Warner Bros. Interactive Entertainment and, especially, Monolith Productions have received negative feedback from major outlets, consumers, and even YouTubers about the inclusion of the dreadful microtransaciton into Middle-earth: Shadow of War.

Monolith Productions’ Design Director, Bob Roberts, at EGX 2017 explained to Eurogamer why they included microtransactions in a full $60 game like Shadow of War. He stated that it’s the player’s choice and it exists for people who does not have the ‘spare’ time to play the game fully. Roberts also added that microtransaction has the same design philosophy as adding difficulty modes.

“Yeah, in the game you earn resources at a regular pace and the systems are tuned to that so you don’t need another option. At the same time, it’s there as a player choice. It’s there, from my perspective, for people who are protective of their spare time and scared when a massive game comes along that they’re not getting to see the full experience.

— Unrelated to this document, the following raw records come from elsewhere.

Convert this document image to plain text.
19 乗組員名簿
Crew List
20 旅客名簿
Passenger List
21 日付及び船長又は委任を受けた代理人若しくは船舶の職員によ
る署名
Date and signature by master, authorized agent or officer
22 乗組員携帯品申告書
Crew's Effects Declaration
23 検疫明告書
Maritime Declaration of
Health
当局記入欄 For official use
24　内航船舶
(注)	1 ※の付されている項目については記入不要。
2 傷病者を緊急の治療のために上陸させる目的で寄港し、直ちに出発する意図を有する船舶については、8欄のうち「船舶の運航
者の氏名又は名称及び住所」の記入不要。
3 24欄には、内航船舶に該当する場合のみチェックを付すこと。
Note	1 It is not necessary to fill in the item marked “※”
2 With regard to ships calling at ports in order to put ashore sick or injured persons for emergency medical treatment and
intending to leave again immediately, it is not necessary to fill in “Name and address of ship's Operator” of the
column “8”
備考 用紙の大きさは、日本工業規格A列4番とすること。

It’s the same design philosophy as us adding in difficulty modes. So we now have Easy mode, and we’ve added Hard mode at the other end of the spectrum. Frankly the Nemesis system comes to life when you are dying loads, so you could see Easy mode as a system which makes the game less enjoyable if you are the type of player who really should have put it on Hard. It’s putting more control in people’s hands – saying, you know how you play best, you make that choice.

The ideal for people who set it to Easy is if they are just finding things too punishing, not because they don’t want to die. We’d rather you die regularly to get the full experience of the Nemesis system.”

Roberts also mentioned that they don’t have any motives why they added microstransactions.

“No – absolutely not. 100 per cent not. It is important to clarify this as there were a couple of misconceptions. First, the concern about balancing – hopefully when it is out there and people are able to talk about their experiences then the balancing question will be answered, hopefully by people you trust to play through it and see that.”

We all agree that this move of including microtransactions in triple-A budgeted games are just not ideal as we’re already paying for the full price already – unlike in free-to-play games.